High Court hears drug gang imported £350,00 worth of cannabis into Northern Ireland in a van

High Court hears drug gang imported £350,00 worth of cannabis into Northern Ireland in a van

A DRUG gang used custom-made boxes to import a van load of cannabis worth £350,000 into Northern Ireland, the High Court has heard.

And a judge warned prosecutors to speed up progress in the case as they were “living in the last-ditch saloon”.

Prosecutors disclosed on Tuesday that the drugs were hidden in wooden containers fitted under the vehicle which travelled north after arriving on a ferry in Dublin.

Details emerged as bail was refused for a Manchester-based driver accused of being part of the alleged distribution plot.

John Hill, 50, of Whit Lane, Salford, faces charges of possessing cannabis with intent to supply, conspiracy to supply and importation of Class B drugs.

He was one of five men arrested when police swooped as a van was being unloaded in Carrickfergus, Co Antrim last August.

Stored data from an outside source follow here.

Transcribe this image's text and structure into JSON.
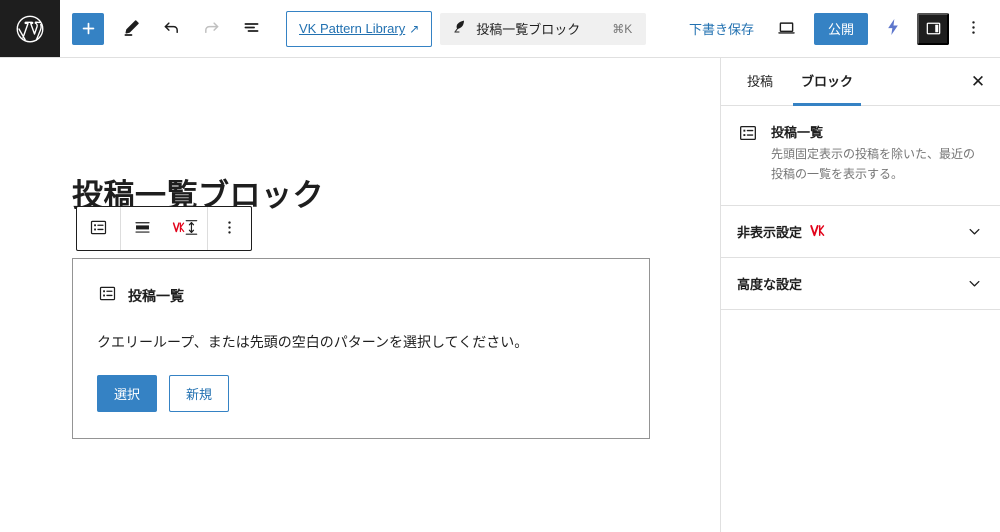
{
  "app": {
    "name": "WordPress Block Editor",
    "accent_blue": "#3582c4",
    "link_blue": "#2271b1",
    "dark": "#1e1e1e",
    "bolt_purple": "#5e77cc",
    "vk_red": "#e2041b"
  },
  "topbar": {
    "wp_logo_name": "wordpress-logo",
    "add_block_label": "+",
    "tools": [
      {
        "name": "edit-tool-icon",
        "label": "ツール",
        "disabled": false
      },
      {
        "name": "undo-icon",
        "label": "元に戻す",
        "disabled": false
      },
      {
        "name": "redo-icon",
        "label": "やり直し",
        "disabled": true
      },
      {
        "name": "document-overview-icon",
        "label": "ドキュメント概観",
        "disabled": false
      }
    ],
    "pattern_library": {
      "label": "VK Pattern Library",
      "external_icon": "↗"
    },
    "command_palette": {
      "icon": "feather-pen-icon",
      "text": "投稿一覧ブロック",
      "shortcut": "⌘K"
    },
    "save_draft_label": "下書き保存",
    "preview_icon_name": "preview-desktop-icon",
    "publish_label": "公開",
    "bolt_icon_name": "jetpack-bolt-icon",
    "sidebar_toggle_name": "settings-sidebar-toggle",
    "options_menu_name": "options-ellipsis-icon"
  },
  "editor": {
    "post_title": "投稿一覧ブロック",
    "block_toolbar": [
      {
        "name": "block-type-post-list-icon",
        "label": "投稿一覧"
      },
      {
        "name": "block-align-icon",
        "label": "配置"
      },
      {
        "name": "vk-margin-icon",
        "label": "余白設定"
      },
      {
        "name": "block-options-ellipsis-icon",
        "label": "オプション"
      }
    ],
    "placeholder": {
      "icon_name": "post-list-icon",
      "title": "投稿一覧",
      "instructions": "クエリーループ、または先頭の空白のパターンを選択してください。",
      "choose_label": "選択",
      "new_label": "新規"
    }
  },
  "sidebar": {
    "tabs": [
      {
        "label": "投稿",
        "active": false
      },
      {
        "label": "ブロック",
        "active": true
      }
    ],
    "close_label": "✕",
    "block_card": {
      "icon_name": "post-list-icon",
      "title": "投稿一覧",
      "description": "先頭固定表示の投稿を除いた、最近の投稿の一覧を表示する。"
    },
    "panels": [
      {
        "title": "非表示設定",
        "has_vk_logo": true,
        "expanded": false,
        "chevron": "chevron-down-icon"
      },
      {
        "title": "高度な設定",
        "has_vk_logo": false,
        "expanded": false,
        "chevron": "chevron-down-icon"
      }
    ]
  }
}
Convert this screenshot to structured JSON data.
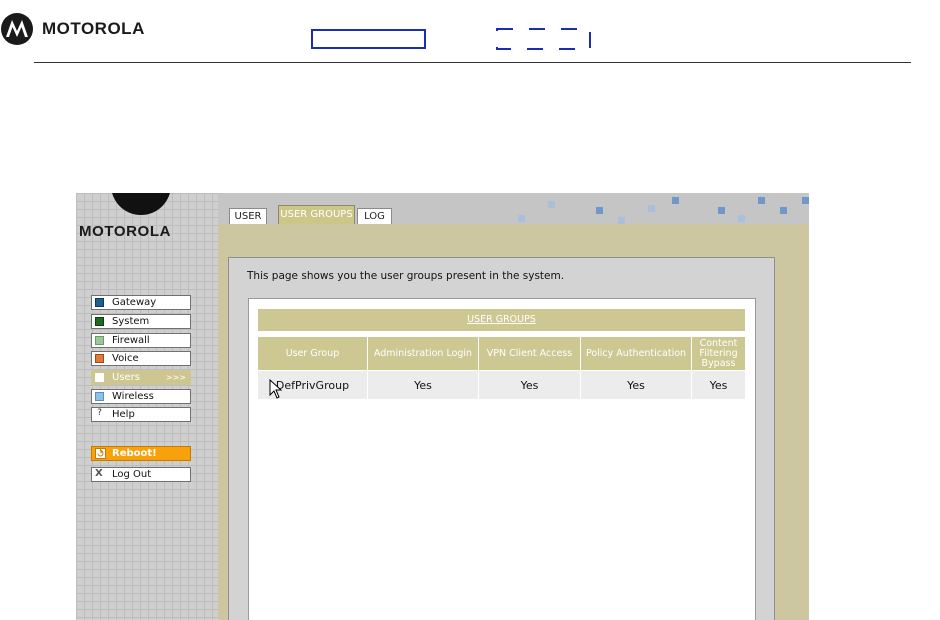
{
  "document": {
    "brand": "MOTOROLA"
  },
  "sidebar": {
    "brand": "MOTOROLA",
    "items": [
      {
        "label": "Gateway",
        "color": "#1f5f8b"
      },
      {
        "label": "System",
        "color": "#1e6b1e"
      },
      {
        "label": "Firewall",
        "color": "#9cc79c"
      },
      {
        "label": "Voice",
        "color": "#e07a3a"
      },
      {
        "label": "Users",
        "color": "#ffffff",
        "arrow": ">>>",
        "active": true
      },
      {
        "label": "Wireless",
        "color": "#8ec2e6"
      },
      {
        "label": "Help",
        "icon": "?"
      }
    ],
    "actions": [
      {
        "label": "Reboot!",
        "icon": "reboot-icon"
      },
      {
        "label": "Log Out",
        "icon": "X"
      }
    ]
  },
  "tabs": [
    "USER",
    "USER GROUPS",
    "LOG"
  ],
  "active_tab": "USER GROUPS",
  "intro_text": "This page shows you the user groups present in the system.",
  "table": {
    "title": "USER GROUPS",
    "headers": [
      "User Group",
      "Administration Login",
      "VPN Client Access",
      "Policy Authentication",
      "Content Filtering Bypass"
    ],
    "rows": [
      [
        "DefPrivGroup",
        "Yes",
        "Yes",
        "Yes",
        "Yes"
      ]
    ]
  },
  "colors": {
    "accent": "#cdc892",
    "reboot": "#f7a20d",
    "header_box": "#1a2fb0"
  }
}
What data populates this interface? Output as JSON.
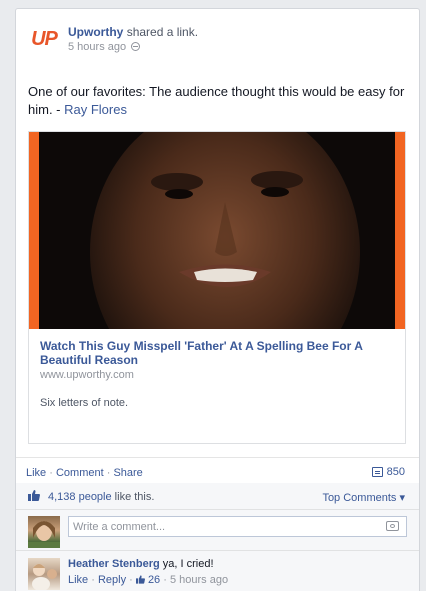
{
  "post": {
    "page_name": "Upworthy",
    "action": "shared a link.",
    "timestamp": "5 hours ago",
    "logo_text": "UP",
    "message": "One of our favorites: The audience thought this would be easy for him. - ",
    "mention": "Ray Flores"
  },
  "attachment": {
    "title": "Watch This Guy Misspell 'Father' At A Spelling Bee For A Beautiful Reason",
    "domain": "www.upworthy.com",
    "description": "Six letters of note."
  },
  "actions": {
    "like": "Like",
    "comment": "Comment",
    "share": "Share",
    "sep": " · ",
    "share_count": "850"
  },
  "likes": {
    "people": "4,138 people",
    "suffix": " like this.",
    "top_comments": "Top Comments ▾"
  },
  "composer": {
    "placeholder": "Write a comment..."
  },
  "comments": [
    {
      "author": "Heather Stenberg",
      "text": "ya, I cried!",
      "like": "Like",
      "reply": "Reply",
      "like_count": "26",
      "time": "5 hours ago"
    }
  ],
  "colors": {
    "link": "#3b5998",
    "brand_orange": "#f26522"
  }
}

Officers recovered 17 kilos of herbal cannabis in the operation, which have an estimated street value of around £350k.

Prosecution barrister David McClean said specially-made boxes had been fitted to conceal the illegal shipment.

The vehicle had crossed on the Holyhead to Dublin ferry after being driven from England by Hill, the court heard.

The accused mounted a new bid to be released on bail due to delays in the case, with a preliminary enquiry to establish whether he will stand trial put back to 19 June.

But Mr McClean questioned his claim of having no knowledge of the drugs by alleging that more cannabis was recovered during a search of his home.

It was also set out that Hill made 13 ferry bookings last year despite being unemployed.

Tom McCreanor, defending, argued that other co-accused have been released, including the alleged “local contact” who was unloading the boxes.

But Mr Justice Deeney refused bail due to the combined risk of flight and re-offending.

“There is a strong case of a sophisticated drugs operation,” he said.

However, the judge added that it was “unsatisfactory” that the preliminary enquiry has not yet taken place.

Stressing that no blame was being attached to the police, he said: “The prosecution service are living in the last-ditch saloon so far as delay in concerned.

“This preliminary enquiry had better happen on 19 June, or I will grant him bail the following day on grounds of delay.”